At least seven people have died and more than 20 others missing after a sightseeing boat carrying South Korean tourists sank on the flooding Danube in Hungary’s capital, according to police and rescue officials. Hungarian police said on Thursday they have launched a criminal investigation into what was one of the country’s worst boat accidents. Officials said 14 people had been pulled out of the water so far. Seven of them had died, with the other seven suffering from hypothermia but stable.
Israel’s parliament has voted to dissolve itself after Benjamin Netanyahu failed to form a government, in a move that will lead to a second round of elections just one month after the country held a national poll. Coalition talks stalled after far-right former defense minister Avigdor Lieberman, a Netanyahu ally-turned-rival, refused to back the prime minister. At a suspenseful gathering that ended weeks of unsuccessful bartering and brinkmanship, the Knesset voted to disperse and call new elections, set for 17 September.
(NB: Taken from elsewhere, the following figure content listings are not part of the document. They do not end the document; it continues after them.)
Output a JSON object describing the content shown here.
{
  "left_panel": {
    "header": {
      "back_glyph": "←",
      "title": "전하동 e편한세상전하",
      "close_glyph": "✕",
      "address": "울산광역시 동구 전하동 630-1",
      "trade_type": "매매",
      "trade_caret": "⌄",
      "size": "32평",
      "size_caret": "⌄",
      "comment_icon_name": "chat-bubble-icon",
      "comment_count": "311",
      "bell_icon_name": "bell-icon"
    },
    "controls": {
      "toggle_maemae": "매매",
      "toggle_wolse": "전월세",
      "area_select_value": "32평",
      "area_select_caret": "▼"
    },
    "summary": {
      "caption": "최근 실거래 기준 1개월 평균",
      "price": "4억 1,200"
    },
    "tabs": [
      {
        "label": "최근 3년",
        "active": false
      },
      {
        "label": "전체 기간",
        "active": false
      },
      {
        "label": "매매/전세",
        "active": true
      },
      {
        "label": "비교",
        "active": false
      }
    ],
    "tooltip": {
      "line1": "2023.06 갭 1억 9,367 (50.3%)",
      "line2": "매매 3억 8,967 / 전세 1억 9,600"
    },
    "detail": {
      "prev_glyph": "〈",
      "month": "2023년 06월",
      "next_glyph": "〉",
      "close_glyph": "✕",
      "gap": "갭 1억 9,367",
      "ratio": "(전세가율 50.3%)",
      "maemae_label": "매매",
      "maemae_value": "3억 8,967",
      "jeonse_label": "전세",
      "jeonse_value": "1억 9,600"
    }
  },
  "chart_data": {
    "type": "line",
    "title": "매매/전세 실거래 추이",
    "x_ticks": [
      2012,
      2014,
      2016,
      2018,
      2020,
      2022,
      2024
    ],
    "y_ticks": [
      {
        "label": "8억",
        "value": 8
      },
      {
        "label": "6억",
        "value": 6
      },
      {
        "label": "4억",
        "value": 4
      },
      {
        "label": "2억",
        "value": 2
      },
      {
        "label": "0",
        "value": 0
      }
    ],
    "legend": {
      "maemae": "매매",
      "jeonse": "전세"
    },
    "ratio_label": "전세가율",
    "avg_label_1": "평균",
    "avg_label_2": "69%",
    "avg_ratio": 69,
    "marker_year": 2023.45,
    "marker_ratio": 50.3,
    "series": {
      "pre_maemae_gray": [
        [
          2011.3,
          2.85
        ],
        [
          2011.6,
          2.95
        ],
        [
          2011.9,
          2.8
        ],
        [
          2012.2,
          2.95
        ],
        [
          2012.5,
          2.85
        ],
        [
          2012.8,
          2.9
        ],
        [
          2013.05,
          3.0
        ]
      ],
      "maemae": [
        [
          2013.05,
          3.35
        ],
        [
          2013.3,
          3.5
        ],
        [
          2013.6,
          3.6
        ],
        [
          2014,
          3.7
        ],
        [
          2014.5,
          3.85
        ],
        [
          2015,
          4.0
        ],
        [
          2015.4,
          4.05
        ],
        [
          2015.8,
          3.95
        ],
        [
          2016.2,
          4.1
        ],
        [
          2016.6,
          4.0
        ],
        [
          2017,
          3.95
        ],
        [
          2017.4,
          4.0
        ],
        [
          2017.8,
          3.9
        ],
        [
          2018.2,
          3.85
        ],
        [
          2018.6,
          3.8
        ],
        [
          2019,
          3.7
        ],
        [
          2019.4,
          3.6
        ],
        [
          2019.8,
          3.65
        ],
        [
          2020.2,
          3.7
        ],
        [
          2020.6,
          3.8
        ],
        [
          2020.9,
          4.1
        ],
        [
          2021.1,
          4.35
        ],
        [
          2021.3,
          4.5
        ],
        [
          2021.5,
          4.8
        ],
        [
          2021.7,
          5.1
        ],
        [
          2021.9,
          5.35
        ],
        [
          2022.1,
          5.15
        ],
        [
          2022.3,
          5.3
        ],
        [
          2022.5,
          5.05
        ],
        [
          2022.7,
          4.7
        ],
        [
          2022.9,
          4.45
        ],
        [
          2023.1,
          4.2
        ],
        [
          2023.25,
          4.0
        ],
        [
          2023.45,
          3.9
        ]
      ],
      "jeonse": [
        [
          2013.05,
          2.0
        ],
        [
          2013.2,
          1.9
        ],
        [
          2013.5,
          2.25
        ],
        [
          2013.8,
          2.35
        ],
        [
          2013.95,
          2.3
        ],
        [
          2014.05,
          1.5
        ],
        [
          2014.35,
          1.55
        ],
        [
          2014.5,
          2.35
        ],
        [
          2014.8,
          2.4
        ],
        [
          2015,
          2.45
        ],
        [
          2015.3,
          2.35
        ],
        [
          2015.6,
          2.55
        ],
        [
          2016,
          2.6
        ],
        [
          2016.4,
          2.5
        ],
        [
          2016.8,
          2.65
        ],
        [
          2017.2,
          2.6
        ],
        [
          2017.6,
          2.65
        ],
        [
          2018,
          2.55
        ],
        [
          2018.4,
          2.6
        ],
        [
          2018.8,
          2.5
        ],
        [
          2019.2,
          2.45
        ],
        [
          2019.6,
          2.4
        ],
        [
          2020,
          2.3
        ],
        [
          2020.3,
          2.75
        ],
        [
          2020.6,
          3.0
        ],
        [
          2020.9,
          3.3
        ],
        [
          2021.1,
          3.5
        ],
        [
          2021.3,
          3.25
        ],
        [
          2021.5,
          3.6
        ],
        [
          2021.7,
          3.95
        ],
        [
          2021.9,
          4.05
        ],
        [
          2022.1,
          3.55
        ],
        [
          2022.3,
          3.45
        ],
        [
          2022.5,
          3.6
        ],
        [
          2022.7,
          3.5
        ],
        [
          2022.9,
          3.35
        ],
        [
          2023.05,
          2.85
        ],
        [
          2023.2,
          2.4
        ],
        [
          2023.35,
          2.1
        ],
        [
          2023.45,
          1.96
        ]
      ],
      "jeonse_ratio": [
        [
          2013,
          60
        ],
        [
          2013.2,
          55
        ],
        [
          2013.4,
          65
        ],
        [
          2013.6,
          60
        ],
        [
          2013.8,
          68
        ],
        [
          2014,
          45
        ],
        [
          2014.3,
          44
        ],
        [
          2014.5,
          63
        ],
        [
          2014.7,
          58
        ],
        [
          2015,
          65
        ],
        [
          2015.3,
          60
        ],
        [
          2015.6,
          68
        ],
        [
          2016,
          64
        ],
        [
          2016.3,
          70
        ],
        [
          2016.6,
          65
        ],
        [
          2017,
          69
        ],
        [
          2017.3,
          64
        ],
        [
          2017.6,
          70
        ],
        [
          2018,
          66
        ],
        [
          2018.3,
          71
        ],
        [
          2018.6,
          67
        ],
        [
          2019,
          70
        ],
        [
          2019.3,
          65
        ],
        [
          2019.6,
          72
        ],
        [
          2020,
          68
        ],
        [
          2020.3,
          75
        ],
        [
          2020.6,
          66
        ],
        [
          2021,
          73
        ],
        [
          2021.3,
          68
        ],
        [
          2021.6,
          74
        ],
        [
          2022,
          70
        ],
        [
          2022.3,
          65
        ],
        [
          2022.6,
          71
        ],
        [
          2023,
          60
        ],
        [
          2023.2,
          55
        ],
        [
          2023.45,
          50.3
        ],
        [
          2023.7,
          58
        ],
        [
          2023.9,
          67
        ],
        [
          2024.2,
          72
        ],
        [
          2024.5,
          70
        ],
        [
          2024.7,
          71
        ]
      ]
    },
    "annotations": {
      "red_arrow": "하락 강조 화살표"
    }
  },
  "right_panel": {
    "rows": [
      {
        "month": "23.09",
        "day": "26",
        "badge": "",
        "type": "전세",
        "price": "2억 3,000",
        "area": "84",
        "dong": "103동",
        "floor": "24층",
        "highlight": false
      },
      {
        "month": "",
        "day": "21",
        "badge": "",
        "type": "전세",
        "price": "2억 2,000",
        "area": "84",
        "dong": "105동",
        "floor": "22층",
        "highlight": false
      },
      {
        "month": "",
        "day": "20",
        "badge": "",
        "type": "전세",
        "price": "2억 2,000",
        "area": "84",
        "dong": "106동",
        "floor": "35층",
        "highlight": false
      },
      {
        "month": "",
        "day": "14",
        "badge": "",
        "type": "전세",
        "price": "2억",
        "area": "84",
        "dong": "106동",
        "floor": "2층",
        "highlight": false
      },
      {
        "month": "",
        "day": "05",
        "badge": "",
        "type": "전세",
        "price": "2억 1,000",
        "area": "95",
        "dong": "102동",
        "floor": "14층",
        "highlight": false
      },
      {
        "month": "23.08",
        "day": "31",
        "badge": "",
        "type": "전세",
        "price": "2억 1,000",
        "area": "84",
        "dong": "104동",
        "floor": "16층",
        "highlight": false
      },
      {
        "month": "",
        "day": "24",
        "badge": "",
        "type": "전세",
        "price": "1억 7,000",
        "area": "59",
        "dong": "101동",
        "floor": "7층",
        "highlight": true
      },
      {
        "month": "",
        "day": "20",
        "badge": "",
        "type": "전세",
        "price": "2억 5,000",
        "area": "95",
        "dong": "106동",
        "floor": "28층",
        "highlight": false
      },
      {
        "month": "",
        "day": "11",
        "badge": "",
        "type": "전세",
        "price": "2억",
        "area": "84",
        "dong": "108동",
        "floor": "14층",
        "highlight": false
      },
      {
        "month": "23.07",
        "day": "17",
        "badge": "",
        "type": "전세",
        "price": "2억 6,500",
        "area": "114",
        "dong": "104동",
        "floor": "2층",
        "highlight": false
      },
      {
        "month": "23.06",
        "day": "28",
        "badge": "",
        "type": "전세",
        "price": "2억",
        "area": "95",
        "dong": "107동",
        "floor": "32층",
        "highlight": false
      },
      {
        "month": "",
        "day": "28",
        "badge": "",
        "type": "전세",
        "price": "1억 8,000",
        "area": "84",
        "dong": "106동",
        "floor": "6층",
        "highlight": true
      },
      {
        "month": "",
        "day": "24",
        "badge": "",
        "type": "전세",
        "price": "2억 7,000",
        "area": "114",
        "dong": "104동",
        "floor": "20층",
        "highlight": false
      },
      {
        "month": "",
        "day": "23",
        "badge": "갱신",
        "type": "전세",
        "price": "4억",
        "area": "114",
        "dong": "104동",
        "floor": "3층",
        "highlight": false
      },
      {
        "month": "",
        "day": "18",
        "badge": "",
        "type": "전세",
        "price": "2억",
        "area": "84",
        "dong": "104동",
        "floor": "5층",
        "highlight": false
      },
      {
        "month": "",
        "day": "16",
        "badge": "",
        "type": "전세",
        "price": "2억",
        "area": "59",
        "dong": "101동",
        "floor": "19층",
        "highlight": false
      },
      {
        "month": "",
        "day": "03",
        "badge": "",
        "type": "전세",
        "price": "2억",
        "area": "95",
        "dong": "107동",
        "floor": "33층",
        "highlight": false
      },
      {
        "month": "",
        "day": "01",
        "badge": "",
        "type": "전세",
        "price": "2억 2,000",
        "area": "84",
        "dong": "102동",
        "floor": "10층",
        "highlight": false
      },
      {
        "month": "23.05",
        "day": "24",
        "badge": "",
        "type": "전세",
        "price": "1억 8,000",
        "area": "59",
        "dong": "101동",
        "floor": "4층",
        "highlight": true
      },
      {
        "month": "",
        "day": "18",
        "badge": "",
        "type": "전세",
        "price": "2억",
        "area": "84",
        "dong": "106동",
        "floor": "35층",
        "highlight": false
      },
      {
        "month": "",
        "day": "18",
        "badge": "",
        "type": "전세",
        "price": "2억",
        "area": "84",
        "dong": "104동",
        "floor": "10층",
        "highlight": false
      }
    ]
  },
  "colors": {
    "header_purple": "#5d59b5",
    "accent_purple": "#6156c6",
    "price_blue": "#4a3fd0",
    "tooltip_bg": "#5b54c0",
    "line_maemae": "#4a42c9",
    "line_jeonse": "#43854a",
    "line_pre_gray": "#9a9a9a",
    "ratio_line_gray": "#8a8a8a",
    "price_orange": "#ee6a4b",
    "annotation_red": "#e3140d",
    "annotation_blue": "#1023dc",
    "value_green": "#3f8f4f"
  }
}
Special counsel Robert Mueller said Wednesday that charging President Donald Trump with a crime was “not an option” because of federal rules, but he used his first public remarks on the Russia investigation to emphasize that he did not exonerate the president. “If we had had confidence that the president clearly did not commit a crime, we would have said so,” Mueller declared. Mueller made clear that his team never considered indicting Trump because the Justice Department prohibits the prosecution of a sitting president.
A San Diego hospital on Wednesday announced the birth of what’s thought to be the world’s tiniest surviving baby, who weighed just 8.6 ounces and was smaller than an apple. Baby Saybie — a name used by her care team — was born in December 2018 and discharged this month from the Sharp Mary Birch Hospital for Women & Newborns as a healthy five-pound infant, the hospital said in a news release. She is believed to be the world’s smallest surviving newborn, according to the Tiniest Babies Registry, which is maintained at the University of Iowa.
Russia may be violating a ban on the testing of low-yield nuclear weapons capabilities at a site in the Arctic, a top US intelligence official said. Lt Gen Robert Ashley, the director of the US Defense Intelligence Agency, said Moscow was “probably not adhering to” the rules of a recognized treaty. He was referring to the Comprehensive Test Ban Treaty (CTBT), a multilateral agreement prohibiting nuclear testing. Russia, which ratified the treaty in 2008, says it complies with the CTBT. He added that the US expected Russia, which he said was likely testing weapons in the Novaya Zemlya islands, to increase its nuclear arsenal “significantly” over the next decade.
Olympic 800 meters champion Caster Semenya has filed an appeal to Switzerland’s highest court against a ruling to uphold rules requiring that middle-distance female athletes with a high natural level of testosterone must take medication to reduce it. South African Semenya lost an appeal to the Court of Arbitration for Sport (CAS) on May 1 which ruled the IAAF’s regulations were necessary for athletes with differences in sexual development (DSDs) to ensure fair competition.